Iran's Nuclear Program 'Galloping Ahead', Says Atomic Watchdog Chief

Iran's nuclear program is "galloping ahead" with very little outside scrutiny of what is happening, the head of the International Atomic Energy Agency, Rafael Grossi, told Spain's El Pais newspaper on Friday.

In June, Iran began removing all the agency's monitoring equipment, installed under its 2015 nuclear deal with world powers.

Mr Grossi said at the time this could deal a "fatal blow" to chances of reviving the deal following the 2018 pullout by the United States.

"The bottom line is that for almost five weeks I have had very limited visibility, with a nuclear program that is galloping ahead and, therefore, if there is an agreement, it is going to be very difficult for me to reconstruct the puzzle of this whole period of forced blindness," he told El Pais.

"It is not impossible, but it is going to require a very complex task and perhaps some specific agreements," Mr Grossi said during a visit to Madrid.

He said in June there was a window of just three to four weeks to restore at least some of the monitoring that was being scrapped before the IAEA lost the ability to piece together Iran's most important nuclear activities.

Iran has breached many of the deal's limits on its nuclear activities since then-US president Donald Trump pulled Washington out of the agreement and re-imposed sanctions on Tehran in 2018. It is enriching uranium to close to weapons-grade levels.

Western powers say Iran is getting closer to being able to sprint towards making a nuclear bomb. Iran denies seeking nuclear weapons.

Indirect talks between Iran and the United States on reviving the 2015 deal have been stalled since March.
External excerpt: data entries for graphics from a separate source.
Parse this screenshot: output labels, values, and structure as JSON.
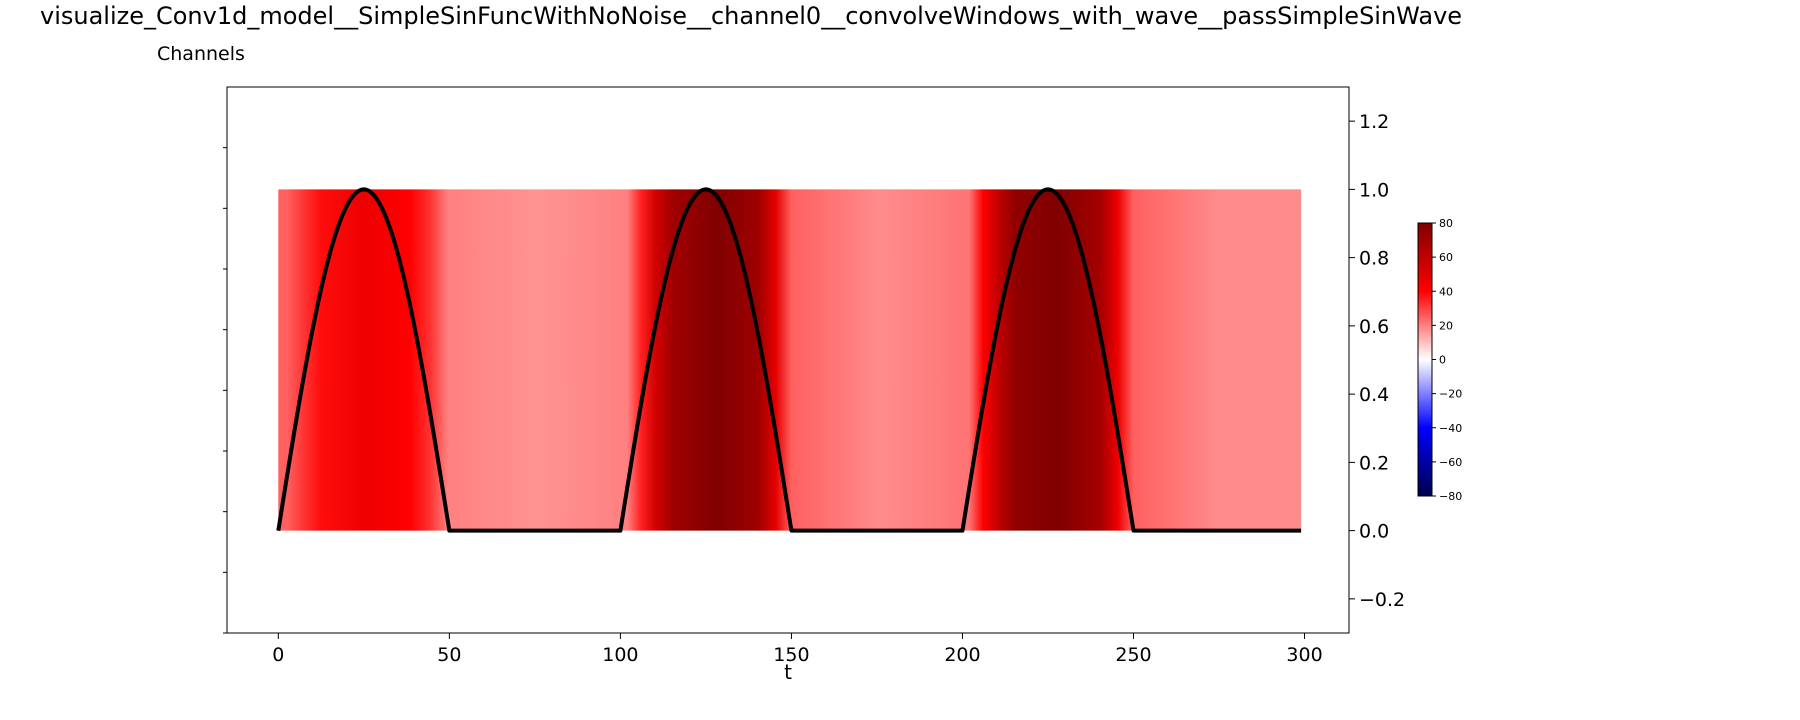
{
  "title": "visualize_Conv1d_model__SimpleSinFuncWithNoNoise__channel0__convolveWindows_with_wave__passSimpleSinWave",
  "subtitle": "Channels",
  "chart_data": {
    "type": "heatmap",
    "title": "visualize_Conv1d_model__SimpleSinFuncWithNoNoise__channel0__convolveWindows_with_wave__passSimpleSinWave",
    "subtitle": "Channels",
    "xlabel": "t",
    "ylabel": "",
    "xlim": [
      -15,
      313
    ],
    "ylim": [
      -0.3,
      1.3
    ],
    "x_ticks": [
      0,
      50,
      100,
      150,
      200,
      250,
      300
    ],
    "x_tick_labels": [
      "0",
      "50",
      "100",
      "150",
      "200",
      "250",
      "300"
    ],
    "y_ticks": [
      -0.2,
      0.0,
      0.2,
      0.4,
      0.6,
      0.8,
      1.0,
      1.2
    ],
    "y_tick_labels": [
      "−0.2",
      "0.0",
      "0.2",
      "0.4",
      "0.6",
      "0.8",
      "1.0",
      "1.2"
    ],
    "y_axis_side": "right",
    "grid": false,
    "heatmap": {
      "x_range": [
        0,
        299
      ],
      "y_range": [
        0,
        1
      ],
      "colormap": "seismic",
      "vmin": -80,
      "vmax": 80,
      "segments": [
        {
          "x": [
            0,
            5
          ],
          "value": 25
        },
        {
          "x": [
            5,
            10
          ],
          "value": 32
        },
        {
          "x": [
            10,
            15
          ],
          "value": 38
        },
        {
          "x": [
            15,
            35
          ],
          "value": 45
        },
        {
          "x": [
            35,
            42
          ],
          "value": 40
        },
        {
          "x": [
            42,
            47
          ],
          "value": 32
        },
        {
          "x": [
            47,
            52
          ],
          "value": 20
        },
        {
          "x": [
            52,
            100
          ],
          "value": 17
        },
        {
          "x": [
            100,
            104
          ],
          "value": 20
        },
        {
          "x": [
            104,
            108
          ],
          "value": 35
        },
        {
          "x": [
            108,
            113
          ],
          "value": 55
        },
        {
          "x": [
            113,
            118
          ],
          "value": 70
        },
        {
          "x": [
            118,
            138
          ],
          "value": 80
        },
        {
          "x": [
            138,
            143
          ],
          "value": 70
        },
        {
          "x": [
            143,
            148
          ],
          "value": 48
        },
        {
          "x": [
            148,
            152
          ],
          "value": 25
        },
        {
          "x": [
            152,
            200
          ],
          "value": 18
        },
        {
          "x": [
            200,
            204
          ],
          "value": 22
        },
        {
          "x": [
            204,
            208
          ],
          "value": 40
        },
        {
          "x": [
            208,
            213
          ],
          "value": 60
        },
        {
          "x": [
            213,
            218
          ],
          "value": 75
        },
        {
          "x": [
            218,
            238
          ],
          "value": 80
        },
        {
          "x": [
            238,
            243
          ],
          "value": 68
        },
        {
          "x": [
            243,
            248
          ],
          "value": 45
        },
        {
          "x": [
            248,
            252
          ],
          "value": 25
        },
        {
          "x": [
            252,
            299
          ],
          "value": 18
        }
      ]
    },
    "series": [
      {
        "type": "line",
        "color": "#000000",
        "function": "max(0, sin(2*pi*t/100)) for t in 0..299",
        "x_range": [
          0,
          299
        ],
        "period": 100
      }
    ],
    "colorbar": {
      "ticks": [
        80,
        60,
        40,
        20,
        0,
        -20,
        -40,
        -60,
        -80
      ],
      "tick_labels": [
        "80",
        "60",
        "40",
        "20",
        "0",
        "−20",
        "−40",
        "−60",
        "−80"
      ],
      "colormap": "seismic"
    }
  }
}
Iran's Foreign Minister Hossein Amirabdollahian was quoted on Friday as saying his country and the US were very close to a deal to revive the 2015 accord, but that Tehran needed guarantees to avoid getting "bitten twice".

"We have a ready text in front of us and we agree on more than 95 to 96 per cent of its content, but there's still an important flaw in this text: we need to get the full economic benefits of the agreement. We don't want to be bitten twice," Iranian media quoted Mr Amirabdollahian as saying.

US officials have warned that if Iran fails to agree to a deal then more sanctions and other curbs would be announced.

The US and Israel signed a pledge to prevent Iran from developing nuclear weapons, including by force if needed, during President Joe Biden's visit to the region this month.

Mr Biden later attended a summit of GCC states, Iraq, Egypt and Jordan in the Saudi city of Jeddah where leaders issues a joint statement calling on Iran to co-operate with the IAEA.

Mr Grossi said he was concerned and worried about the weeks with no visibility.

"The agency needed to reconstruct a database, without which any agreement will rest on a very fragile basis, because if we don't know what's there, how can we determine how much material to export, how many centrifuges to leave unused?" he said.

Asked about a Reuters report that Iran was escalating its uranium enrichment further with the use of advanced machines at its underground Fordow plant, Mr Grossi said "the technical progress of the Iranian program is steady".